Two decades ago, the workers who channeled company documents and government reports on the hazardous conditions at NUMEC and B&W to Leechburg environmental activist Patty Ameno insisted on meeting her in places at night where they could not be seen — in parking lots and along the dark and winding Dime Road in Parks.
They had to expose the shit that was going on.

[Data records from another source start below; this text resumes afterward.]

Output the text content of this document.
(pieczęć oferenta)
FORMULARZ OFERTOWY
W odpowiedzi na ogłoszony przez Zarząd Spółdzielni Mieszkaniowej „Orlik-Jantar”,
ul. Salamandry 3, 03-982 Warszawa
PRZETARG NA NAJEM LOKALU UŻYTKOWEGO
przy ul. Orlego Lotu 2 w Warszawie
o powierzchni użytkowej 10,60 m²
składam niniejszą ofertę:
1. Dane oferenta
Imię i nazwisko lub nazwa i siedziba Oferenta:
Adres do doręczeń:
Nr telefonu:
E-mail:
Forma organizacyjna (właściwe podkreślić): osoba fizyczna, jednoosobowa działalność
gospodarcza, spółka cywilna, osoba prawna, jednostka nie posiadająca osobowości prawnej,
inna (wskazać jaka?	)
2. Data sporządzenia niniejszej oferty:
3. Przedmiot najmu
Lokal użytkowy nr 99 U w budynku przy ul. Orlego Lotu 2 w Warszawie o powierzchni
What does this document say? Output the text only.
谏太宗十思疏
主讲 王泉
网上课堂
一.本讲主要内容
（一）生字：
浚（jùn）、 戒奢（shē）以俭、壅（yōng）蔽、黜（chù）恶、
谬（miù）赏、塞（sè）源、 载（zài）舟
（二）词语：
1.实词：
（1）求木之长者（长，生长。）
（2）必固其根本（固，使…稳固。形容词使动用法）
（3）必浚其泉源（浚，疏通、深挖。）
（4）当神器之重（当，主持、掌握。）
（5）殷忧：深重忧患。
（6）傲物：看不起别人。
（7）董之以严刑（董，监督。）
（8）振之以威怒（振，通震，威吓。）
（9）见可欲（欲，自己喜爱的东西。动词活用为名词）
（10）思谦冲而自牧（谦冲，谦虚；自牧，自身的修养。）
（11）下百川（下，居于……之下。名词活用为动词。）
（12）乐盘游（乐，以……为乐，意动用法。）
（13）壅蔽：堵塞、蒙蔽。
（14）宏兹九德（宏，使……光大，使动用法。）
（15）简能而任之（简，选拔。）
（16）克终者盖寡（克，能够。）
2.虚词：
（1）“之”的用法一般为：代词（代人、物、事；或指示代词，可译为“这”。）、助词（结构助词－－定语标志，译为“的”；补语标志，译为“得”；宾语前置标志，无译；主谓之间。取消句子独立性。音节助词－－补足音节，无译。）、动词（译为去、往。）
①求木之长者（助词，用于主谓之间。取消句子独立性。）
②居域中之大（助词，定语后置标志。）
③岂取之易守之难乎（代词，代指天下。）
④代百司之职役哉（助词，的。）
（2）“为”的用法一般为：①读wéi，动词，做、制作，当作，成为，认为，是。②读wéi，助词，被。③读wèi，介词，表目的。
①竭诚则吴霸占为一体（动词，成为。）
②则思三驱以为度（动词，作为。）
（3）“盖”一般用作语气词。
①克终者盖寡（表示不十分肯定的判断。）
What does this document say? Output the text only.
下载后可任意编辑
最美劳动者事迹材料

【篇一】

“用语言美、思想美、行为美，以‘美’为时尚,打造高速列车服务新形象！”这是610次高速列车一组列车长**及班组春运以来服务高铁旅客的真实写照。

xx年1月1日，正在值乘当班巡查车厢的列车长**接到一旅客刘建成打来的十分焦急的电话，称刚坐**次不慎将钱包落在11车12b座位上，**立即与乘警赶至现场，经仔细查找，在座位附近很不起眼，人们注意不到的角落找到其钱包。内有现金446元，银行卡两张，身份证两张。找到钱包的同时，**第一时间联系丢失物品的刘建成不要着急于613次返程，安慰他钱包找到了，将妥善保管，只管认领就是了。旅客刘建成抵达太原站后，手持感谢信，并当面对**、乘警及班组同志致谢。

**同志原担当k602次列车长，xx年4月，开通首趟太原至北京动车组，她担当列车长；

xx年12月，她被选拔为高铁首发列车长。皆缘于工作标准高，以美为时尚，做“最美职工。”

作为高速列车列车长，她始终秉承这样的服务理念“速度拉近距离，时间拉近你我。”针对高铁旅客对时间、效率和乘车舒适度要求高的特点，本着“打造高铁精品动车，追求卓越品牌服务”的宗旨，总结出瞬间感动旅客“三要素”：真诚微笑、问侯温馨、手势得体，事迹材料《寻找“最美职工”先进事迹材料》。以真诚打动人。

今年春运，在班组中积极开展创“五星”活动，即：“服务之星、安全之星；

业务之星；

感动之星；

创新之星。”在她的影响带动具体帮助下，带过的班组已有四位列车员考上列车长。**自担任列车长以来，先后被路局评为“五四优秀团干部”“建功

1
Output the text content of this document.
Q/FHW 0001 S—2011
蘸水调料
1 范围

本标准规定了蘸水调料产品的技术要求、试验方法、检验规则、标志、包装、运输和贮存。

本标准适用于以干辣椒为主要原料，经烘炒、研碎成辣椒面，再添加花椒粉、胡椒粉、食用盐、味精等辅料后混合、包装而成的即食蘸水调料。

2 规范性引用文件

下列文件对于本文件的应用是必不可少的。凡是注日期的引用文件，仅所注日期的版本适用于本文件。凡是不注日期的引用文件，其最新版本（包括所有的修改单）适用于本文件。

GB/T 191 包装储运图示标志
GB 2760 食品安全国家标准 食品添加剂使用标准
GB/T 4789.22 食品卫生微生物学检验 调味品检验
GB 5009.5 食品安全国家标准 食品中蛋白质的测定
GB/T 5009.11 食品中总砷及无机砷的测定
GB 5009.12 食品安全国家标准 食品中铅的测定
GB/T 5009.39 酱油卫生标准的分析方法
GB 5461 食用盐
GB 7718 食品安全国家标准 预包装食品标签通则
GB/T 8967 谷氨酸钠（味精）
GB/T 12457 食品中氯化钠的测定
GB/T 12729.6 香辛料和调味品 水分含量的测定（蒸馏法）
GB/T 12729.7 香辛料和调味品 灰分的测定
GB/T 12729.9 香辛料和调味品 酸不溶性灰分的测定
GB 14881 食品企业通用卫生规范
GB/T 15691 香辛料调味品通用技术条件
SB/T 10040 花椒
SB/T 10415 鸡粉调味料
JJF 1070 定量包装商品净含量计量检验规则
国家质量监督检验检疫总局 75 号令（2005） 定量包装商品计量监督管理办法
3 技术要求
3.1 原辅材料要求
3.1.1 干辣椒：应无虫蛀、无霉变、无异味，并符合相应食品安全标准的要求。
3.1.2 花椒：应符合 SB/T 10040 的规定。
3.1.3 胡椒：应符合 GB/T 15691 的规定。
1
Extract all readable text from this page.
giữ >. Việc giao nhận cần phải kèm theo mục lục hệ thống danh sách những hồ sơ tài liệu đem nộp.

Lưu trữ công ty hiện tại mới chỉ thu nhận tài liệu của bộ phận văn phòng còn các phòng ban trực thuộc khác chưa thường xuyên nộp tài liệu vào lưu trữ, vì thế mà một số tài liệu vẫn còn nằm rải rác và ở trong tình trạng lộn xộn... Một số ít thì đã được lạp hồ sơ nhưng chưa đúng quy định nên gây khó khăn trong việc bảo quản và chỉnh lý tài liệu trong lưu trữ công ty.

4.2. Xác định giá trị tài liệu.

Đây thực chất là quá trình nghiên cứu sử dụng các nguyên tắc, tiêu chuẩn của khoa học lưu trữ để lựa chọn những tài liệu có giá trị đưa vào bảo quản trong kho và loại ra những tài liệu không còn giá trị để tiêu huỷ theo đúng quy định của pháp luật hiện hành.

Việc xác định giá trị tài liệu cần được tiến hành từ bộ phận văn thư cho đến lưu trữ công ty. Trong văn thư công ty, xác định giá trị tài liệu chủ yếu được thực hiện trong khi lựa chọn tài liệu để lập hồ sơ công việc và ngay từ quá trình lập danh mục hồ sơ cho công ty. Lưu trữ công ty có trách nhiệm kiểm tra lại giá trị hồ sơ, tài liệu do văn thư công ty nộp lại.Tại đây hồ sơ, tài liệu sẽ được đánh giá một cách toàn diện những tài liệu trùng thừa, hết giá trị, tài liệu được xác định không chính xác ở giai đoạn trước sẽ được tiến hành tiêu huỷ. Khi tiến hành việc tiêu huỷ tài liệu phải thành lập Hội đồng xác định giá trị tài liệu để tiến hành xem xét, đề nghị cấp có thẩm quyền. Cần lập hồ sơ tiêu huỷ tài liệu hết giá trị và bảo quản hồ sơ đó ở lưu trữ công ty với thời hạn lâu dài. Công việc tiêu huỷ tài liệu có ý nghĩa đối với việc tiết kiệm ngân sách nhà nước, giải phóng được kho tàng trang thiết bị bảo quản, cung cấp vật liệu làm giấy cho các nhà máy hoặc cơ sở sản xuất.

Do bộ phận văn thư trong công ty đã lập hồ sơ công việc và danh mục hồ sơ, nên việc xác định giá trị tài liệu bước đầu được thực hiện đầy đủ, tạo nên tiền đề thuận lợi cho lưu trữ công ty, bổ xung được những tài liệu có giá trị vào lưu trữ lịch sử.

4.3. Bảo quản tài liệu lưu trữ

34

“With regard to health and safety of the workers and the community, the Apollo plant was an abomination,” Ameno said. “NUMEC’s laundry area was a nightmare,” Ameno said in her testimony citing a company confidential document stating, in 1968: ” … health and safety problems are becoming critical … the exposure problem is serious … high plutonium levels in the laundry means someone is being exposed at the plutonium plant (Parks).”
[T]he company was plagued by typical product development issues.
“Through the course of these activities as in any development, occurrences such as spills, overflows on floor, lab benches, hoods, etc., overheats, crusty hot plates and the like contaminated the area and personnel,” according to Haley.
“Health and safety rules were in place but often circumvented by workers to meet priorities,” Haley said. For instance, it was common for a worker, who knowingly was contaminated, to use a family member or a co-worker who wasn’t contaminated to provide a urine or a fecal sample so the employee could continue to work to earn money, according to Haley. “And sometimes the guy in the glove box heard the annoying sounds of the air sampler and unplugged it,” he added. Many of the workers were more accustomed to handling steel than uranium, and that contributed to the contamination,” Haley added.